Purpose:: Viral-mediated retinal gene transfer has produced dramatic restoration of retinal function in murine and canine RPE65-deficient animals. Steady progress toward clinical trials of RPE65-LCA prompted us to initiate design of an in vivo assay to verify stability of clinical grade vector.

Methods:: The rd12 mouse model of RPE65-LCA was used. A single subretinal injection of 1µl GMP AAV2-CB^SB-hRPE65 vector was delivered to one eye of 2-5 week old mutant mice (n=41) and a series of vector doses were studied: 1.0X, 0.3X, 0.1X and 0.01X dose relative to maximum (1X10¹⁰ vg/µl). Uninjected rd12 eyes and wild-type (wt) mice served as controls. Full-field ERGs to flash stimuli (range, -4.1 to +3.6 log scot-cd.s.m^-2) were performed in anesthetized, dark-adapted mice about 6 weeks after vector delivery. B-waves were measured conventionally and leading edges of photoresponses were fit with a model of rod phototransduction activation.

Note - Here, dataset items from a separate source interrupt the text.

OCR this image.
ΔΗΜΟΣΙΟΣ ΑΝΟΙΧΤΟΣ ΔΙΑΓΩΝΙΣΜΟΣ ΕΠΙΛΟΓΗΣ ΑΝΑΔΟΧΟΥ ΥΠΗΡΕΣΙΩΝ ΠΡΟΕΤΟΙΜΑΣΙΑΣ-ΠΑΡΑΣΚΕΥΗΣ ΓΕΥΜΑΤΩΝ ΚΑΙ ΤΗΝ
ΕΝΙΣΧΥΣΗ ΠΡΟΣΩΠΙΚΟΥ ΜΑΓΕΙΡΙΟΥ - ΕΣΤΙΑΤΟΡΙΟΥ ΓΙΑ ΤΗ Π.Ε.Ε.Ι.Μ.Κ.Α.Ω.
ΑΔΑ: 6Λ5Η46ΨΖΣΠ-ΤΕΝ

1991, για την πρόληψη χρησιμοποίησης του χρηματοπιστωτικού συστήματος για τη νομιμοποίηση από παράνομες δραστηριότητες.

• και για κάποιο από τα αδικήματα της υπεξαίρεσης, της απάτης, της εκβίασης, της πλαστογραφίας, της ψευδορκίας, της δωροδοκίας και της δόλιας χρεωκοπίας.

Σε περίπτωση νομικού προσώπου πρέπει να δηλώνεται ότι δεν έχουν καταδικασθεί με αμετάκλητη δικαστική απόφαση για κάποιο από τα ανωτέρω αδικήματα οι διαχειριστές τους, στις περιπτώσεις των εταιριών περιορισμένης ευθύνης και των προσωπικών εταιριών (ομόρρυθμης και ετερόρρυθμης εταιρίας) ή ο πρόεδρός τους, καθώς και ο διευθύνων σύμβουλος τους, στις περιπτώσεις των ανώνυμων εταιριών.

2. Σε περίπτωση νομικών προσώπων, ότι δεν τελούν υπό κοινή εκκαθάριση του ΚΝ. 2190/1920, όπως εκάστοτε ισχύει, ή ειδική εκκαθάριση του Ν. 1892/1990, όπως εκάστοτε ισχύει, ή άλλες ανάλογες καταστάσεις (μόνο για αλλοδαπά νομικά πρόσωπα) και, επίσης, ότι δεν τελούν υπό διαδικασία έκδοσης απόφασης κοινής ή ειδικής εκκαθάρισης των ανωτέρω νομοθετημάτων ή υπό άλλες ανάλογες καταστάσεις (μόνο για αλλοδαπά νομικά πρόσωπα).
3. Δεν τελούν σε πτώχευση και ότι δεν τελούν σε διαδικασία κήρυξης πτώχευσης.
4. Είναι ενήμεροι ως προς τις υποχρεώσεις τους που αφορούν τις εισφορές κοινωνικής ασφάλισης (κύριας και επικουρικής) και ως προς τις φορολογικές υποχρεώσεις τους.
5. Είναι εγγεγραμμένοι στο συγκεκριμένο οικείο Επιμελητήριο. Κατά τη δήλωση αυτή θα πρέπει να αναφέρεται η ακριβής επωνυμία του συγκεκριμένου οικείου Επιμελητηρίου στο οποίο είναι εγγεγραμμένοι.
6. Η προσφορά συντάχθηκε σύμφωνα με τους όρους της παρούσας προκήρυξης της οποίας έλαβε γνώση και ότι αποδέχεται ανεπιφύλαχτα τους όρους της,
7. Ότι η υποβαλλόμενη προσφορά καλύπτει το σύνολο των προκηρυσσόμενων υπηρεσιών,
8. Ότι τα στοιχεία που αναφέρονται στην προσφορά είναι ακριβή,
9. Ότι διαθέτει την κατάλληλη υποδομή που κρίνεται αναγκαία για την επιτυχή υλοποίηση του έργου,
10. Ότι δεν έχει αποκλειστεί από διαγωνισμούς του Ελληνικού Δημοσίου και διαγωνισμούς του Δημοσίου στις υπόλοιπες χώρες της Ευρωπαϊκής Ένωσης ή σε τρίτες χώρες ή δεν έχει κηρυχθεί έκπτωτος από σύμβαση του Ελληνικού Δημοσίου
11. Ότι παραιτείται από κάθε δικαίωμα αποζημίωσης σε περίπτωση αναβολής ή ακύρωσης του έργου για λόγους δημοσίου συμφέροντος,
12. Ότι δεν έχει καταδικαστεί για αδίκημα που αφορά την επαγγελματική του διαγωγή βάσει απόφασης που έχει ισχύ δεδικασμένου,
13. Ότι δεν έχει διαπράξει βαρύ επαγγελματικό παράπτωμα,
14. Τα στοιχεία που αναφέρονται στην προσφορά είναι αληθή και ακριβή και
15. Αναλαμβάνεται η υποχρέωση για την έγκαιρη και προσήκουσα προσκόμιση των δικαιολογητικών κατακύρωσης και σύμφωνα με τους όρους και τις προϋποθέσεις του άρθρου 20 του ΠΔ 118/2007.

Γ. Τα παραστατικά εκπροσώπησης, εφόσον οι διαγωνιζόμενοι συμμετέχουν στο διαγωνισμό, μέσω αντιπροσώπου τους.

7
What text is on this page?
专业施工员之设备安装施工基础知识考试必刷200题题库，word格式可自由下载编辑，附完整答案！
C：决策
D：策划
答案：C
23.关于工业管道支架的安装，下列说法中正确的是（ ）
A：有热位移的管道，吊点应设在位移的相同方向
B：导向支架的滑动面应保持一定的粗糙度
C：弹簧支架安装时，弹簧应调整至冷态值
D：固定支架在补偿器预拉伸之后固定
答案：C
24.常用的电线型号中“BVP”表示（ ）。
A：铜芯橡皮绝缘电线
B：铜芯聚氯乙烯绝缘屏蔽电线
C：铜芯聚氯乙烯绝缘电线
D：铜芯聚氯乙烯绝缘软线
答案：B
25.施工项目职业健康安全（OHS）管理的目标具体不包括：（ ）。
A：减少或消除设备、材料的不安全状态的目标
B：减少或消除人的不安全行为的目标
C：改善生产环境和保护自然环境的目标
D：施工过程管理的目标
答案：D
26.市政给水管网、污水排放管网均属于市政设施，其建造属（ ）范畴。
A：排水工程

Results:: Photoresponses in untreated rd12 eyes were smaller in amplitude and slower in kinetics than wt mice. B-waves were usually not detectable below an intensity of 0 log scot-cd.s.m^-2. ERG parameters did not differ in treated and untreated eyes at 0.01X dose. Treated eyes at higher doses showed a predictable dose-response relationship. There were increased photoresponse amplitudes and faster kinetics for 0.1X, 0.3X, 1.0X doses. Dose-response was evident in b-wave parameters. B-wave thresholds decreased with dose; amplitudes to a 0 log scot-cd.s.m^-2 intensity flash increased. B-wave amplitude to the 0 log scot-cd.s.m^-2 intensity provided a simple indicator for treatment success.

Conclusions:: A dark-adapted single flash ERG protocol in rd12 mice after subretinal injection of clinical grade vector can be used as an efficient bioassay to verify stability of vector function over time.